SUBJECTS/METHODS: Participants from the Northern Finland Birth Cohort 1966 were included based on data availability at the 46-year visit (2511 women and 1908 men). Cross-sectional sex-adjusted Spearman correlations with clinical biomarkers and serum and urine NMR metabolomics were calculated for body mass index (BMI), waist-hip ratio (WHR), waist-height ratio (WHER), abdominal volume index, body adiposity index, body roundness index, body shape index, conicity index and impedance-based body fat. UK biobank participants were selected based on available data at initial visit (244,947 women and 205,949 men). Prevalent and incident cases of type 2 diabetes, hypertension, liver disease and heart disease were ascertained through register linkage. Prevalent cases were predicted from adiposity measures by age- and sex-adjusted logistic regression and incident cases by age- and sex-adjusted Cox regression.
Adiposity measures were highly collinear and exhibited low biomolecular specificity. BMI and WHR together captured almost all body shape information related to cardiometabolic diseases. For instance, the c-statistic of the BMI & WHR model for diabetes (0.8012; CI95: 0.7963, 0.8061) was near the theoretical maximum of 0.8047. Diabetes was also predicted by WHER (0.7951; CI95: 0.7903, 0.8000). Other adiposity measures showed equal or worse prediction accuracy. This pattern repeated across multiple disease diagnoses.
We did not observe sufficient benefits from the more recent body adiposity formulas over body mass index, waist-hip or waist-height ratio to warrant their widespread application in cardiometabolic epidemiology.
背景/目的:在人群层面追踪过多的肥胖情况对于应对全球肥胖流行至关重要。基于体重、身高、腰围和臀围测量的新公式被认为是经典体重指数和腰臀比的更好替代方法,但缺乏关于这些公式如何反映肥胖、代谢功能障碍和临床后遗症的系统基准测试,这使得人们在如何最好地监测人群健康方面感到困惑。

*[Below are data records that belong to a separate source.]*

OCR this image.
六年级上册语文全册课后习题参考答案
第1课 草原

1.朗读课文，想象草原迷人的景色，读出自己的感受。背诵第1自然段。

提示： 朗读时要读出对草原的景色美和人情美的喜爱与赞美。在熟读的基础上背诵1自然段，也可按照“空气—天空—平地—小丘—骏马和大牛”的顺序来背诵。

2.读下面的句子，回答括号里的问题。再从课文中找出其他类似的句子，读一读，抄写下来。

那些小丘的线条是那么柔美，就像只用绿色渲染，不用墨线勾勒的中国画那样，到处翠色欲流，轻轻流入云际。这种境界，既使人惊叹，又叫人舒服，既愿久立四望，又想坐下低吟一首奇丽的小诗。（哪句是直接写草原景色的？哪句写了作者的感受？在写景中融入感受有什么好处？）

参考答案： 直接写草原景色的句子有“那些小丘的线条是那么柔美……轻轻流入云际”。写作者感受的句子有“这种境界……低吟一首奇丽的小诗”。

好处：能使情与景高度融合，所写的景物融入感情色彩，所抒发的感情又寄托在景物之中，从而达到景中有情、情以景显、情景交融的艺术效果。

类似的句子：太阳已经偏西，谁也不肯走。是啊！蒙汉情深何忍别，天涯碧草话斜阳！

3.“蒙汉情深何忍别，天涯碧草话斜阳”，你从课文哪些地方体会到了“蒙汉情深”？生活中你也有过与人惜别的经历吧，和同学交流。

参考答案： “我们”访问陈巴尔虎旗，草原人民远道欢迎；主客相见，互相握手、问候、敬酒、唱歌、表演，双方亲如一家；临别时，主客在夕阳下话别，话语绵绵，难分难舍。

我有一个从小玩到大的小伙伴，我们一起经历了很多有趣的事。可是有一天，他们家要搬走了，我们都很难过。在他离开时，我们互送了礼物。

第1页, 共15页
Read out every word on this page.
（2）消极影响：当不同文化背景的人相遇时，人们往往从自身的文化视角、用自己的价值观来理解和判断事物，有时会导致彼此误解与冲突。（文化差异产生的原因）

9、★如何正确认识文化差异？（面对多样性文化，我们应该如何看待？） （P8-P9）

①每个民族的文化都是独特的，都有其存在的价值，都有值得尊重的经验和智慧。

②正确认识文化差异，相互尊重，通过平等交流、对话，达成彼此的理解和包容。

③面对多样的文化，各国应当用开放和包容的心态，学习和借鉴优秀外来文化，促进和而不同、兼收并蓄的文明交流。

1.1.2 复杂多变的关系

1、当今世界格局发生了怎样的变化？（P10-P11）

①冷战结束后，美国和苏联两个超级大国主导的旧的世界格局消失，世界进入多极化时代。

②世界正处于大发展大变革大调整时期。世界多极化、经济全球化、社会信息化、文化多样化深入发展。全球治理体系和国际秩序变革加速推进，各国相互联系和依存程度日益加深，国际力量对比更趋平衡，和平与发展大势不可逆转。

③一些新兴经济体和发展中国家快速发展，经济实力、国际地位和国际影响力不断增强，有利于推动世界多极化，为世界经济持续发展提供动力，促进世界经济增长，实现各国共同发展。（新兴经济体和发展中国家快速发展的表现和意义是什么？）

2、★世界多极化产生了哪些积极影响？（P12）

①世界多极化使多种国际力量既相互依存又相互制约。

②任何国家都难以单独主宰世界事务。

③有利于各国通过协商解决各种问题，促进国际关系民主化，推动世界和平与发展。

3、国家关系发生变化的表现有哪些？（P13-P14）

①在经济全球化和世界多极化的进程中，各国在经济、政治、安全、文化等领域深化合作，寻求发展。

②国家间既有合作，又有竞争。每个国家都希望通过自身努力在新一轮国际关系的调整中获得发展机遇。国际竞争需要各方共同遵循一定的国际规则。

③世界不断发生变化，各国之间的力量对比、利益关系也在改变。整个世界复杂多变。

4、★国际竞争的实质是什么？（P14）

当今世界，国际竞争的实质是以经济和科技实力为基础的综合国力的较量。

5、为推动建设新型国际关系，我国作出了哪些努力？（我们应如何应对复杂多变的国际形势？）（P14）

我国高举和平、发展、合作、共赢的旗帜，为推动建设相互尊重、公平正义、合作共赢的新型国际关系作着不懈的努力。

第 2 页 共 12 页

受试者/方法:根据1966年芬兰北部出生队列46岁随访时的数据可用性纳入参与者(2511名女性和1908名男性)。计算了体重指数(BMI)、腰臀比(WHR)、腰高比(WHER)、腹部容积指数、身体肥胖指数、身体圆润指数、身体形状指数、锥度指数和基于阻抗的体脂与临床生物标志物以及血清和尿液核磁共振代谢组学的横断面性别调整Spearman相关性。根据英国生物银行参与者首次就诊时的可用数据进行选择(244,947名女性和205,949名男性)。通过登记链接确定2型糖尿病、高血压、肝病和心脏病的现患病例和新发病例。通过年龄和性别调整的逻辑回归从肥胖测量指标预测现患病例,通过年龄和性别调整的Cox回归预测新发病例。
肥胖测量指标高度共线,且生物分子特异性较低。BMI和WHR共同捕捉了几乎所有与心血管代谢疾病相关的身体形状信息。例如,BMI&WHR模型对糖尿病的c统计量(0.8012;95%置信区间:0.7963,0.8061)接近理论最大值0.8047。WHER对糖尿病的预测效果也较好(0.7951;95%置信区间:0.7903,0.8000)。其他肥胖测量指标的预测准确性相同或更差。这种模式在多种疾病诊断中反复出现。
我们没有观察到相较于体重指数、腰臀比或腰高比,最新的身体肥胖公式有足够的优势,因此不建议在心血管代谢流行病学中广泛应用。